# Sealing Metal Roof Screws



## TxBuilder

The grommets on the screws of my metal roof have weathered and now a few of them are leaking during large rainstorms.

What product would you suggest for sealing these holes?

Seems much easier to seal then replace all the screws with new grommets which will weather away again.


----------



## oldognewtrick

TxB, I would recommend replacing the screws that are leaking with the next size larger screws. The rubber grommets will last longer than any sealant you will put on. Take a cordless drill and just replace the ones where a problem leak is. Or you can get some elastomeric coating and coat the screw heads. Get it tinted to the color of your roof panel.

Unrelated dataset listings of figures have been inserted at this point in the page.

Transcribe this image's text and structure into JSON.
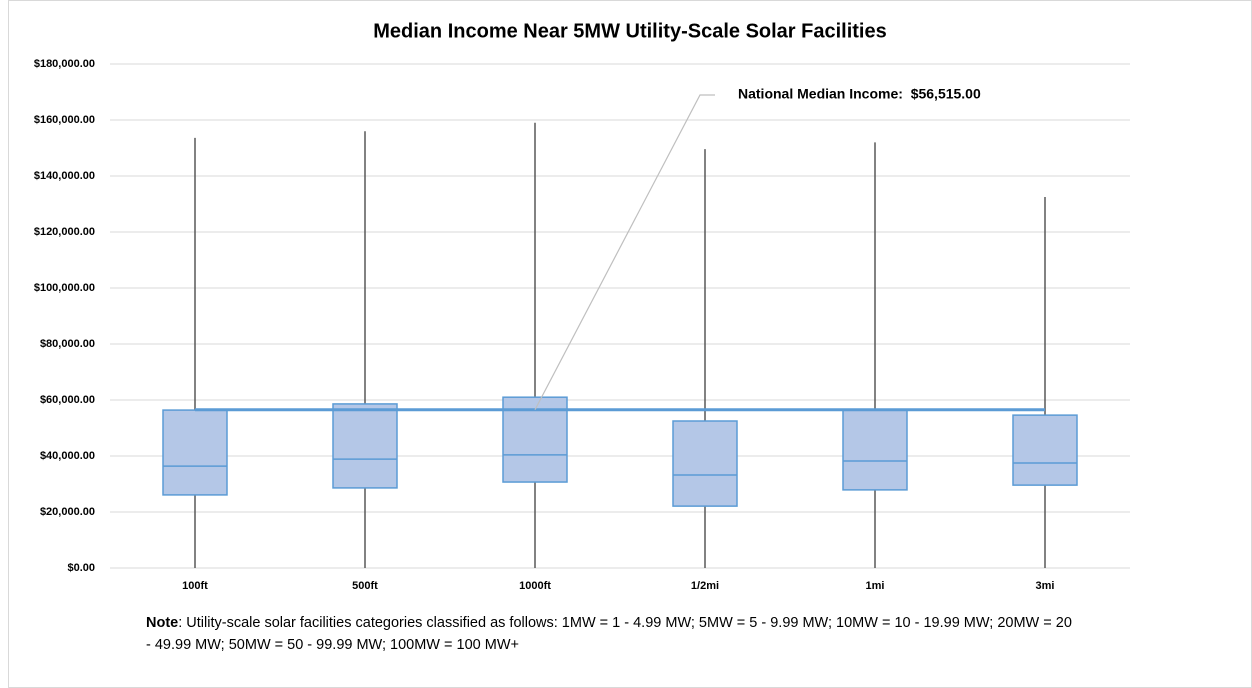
{
  "chart_data": {
    "type": "box",
    "title": "Median Income Near 5MW Utility-Scale Solar Facilities",
    "categories": [
      "100ft",
      "500ft",
      "1000ft",
      "1/2mi",
      "1mi",
      "3mi"
    ],
    "boxes": [
      {
        "min": 0,
        "q1": 26100,
        "median": 36400,
        "q3": 56400,
        "max": 153600
      },
      {
        "min": 0,
        "q1": 28600,
        "median": 38900,
        "q3": 58600,
        "max": 156000
      },
      {
        "min": 0,
        "q1": 30700,
        "median": 40400,
        "q3": 61000,
        "max": 159000
      },
      {
        "min": 0,
        "q1": 22100,
        "median": 33200,
        "q3": 52500,
        "max": 149600
      },
      {
        "min": 0,
        "q1": 27900,
        "median": 38200,
        "q3": 56400,
        "max": 152000
      },
      {
        "min": 0,
        "q1": 29600,
        "median": 37500,
        "q3": 54600,
        "max": 132500
      }
    ],
    "box_color": "#b4c7e7",
    "box_edge_color": "#5b9bd5",
    "whisker_color": "#595959",
    "reference": {
      "value": 56515,
      "label": "National Median Income:  $56,515.00",
      "color": "#5b9bd5"
    },
    "ylim": [
      0,
      180000
    ],
    "yticks": [
      {
        "value": 0,
        "label": "$0.00"
      },
      {
        "value": 20000,
        "label": "$20,000.00"
      },
      {
        "value": 40000,
        "label": "$40,000.00"
      },
      {
        "value": 60000,
        "label": "$60,000.00"
      },
      {
        "value": 80000,
        "label": "$80,000.00"
      },
      {
        "value": 100000,
        "label": "$100,000.00"
      },
      {
        "value": 120000,
        "label": "$120,000.00"
      },
      {
        "value": 140000,
        "label": "$140,000.00"
      },
      {
        "value": 160000,
        "label": "$160,000.00"
      },
      {
        "value": 180000,
        "label": "$180,000.00"
      }
    ],
    "grid": true,
    "note": {
      "label": "Note",
      "text": ": Utility-scale solar facilities categories classified as follows: 1MW = 1 - 4.99 MW; 5MW = 5 - 9.99 MW; 10MW = 10 - 19.99 MW; 20MW = 20 - 49.99 MW; 50MW = 50 - 99.99 MW; 100MW = 100 MW+"
    }
  }
}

Now for the lecture, screw down metal panels with exposed fasteners are not meant to be roof panels over living space. If a good high temp underlayment such as Tamko "Metal and Tile" underlayment is used it will protect against leaks for a longer period of time. Heat will melt ice and water shield. Be careful on metal roofing, a 7/12 pitch is really slippery. Tie off with a line if you can and good luck.


----------



## PostSidingLLC

TxBuilder said:


> The grommets on the screws of my metal roof have weathered and now a few of them are leaking during large rainstorms.
> 
> What product would you suggest for sealing these holes?
> 
> Seems much easier to seal then replace all the screws with new grommets which will weather away again.



Use  a silicone based or urethane roof sealant dispensed in typical caulking tubes/gun and wet your finger to shape caulk around screw head and grommet...GeoCell is just one of  many excellent mfrs for these types of roof/flashing caulks. This is a quick and dirty fix if you just have a few that are leaking. Otherwise follow recommendations from olddog/new trick
Ron


----------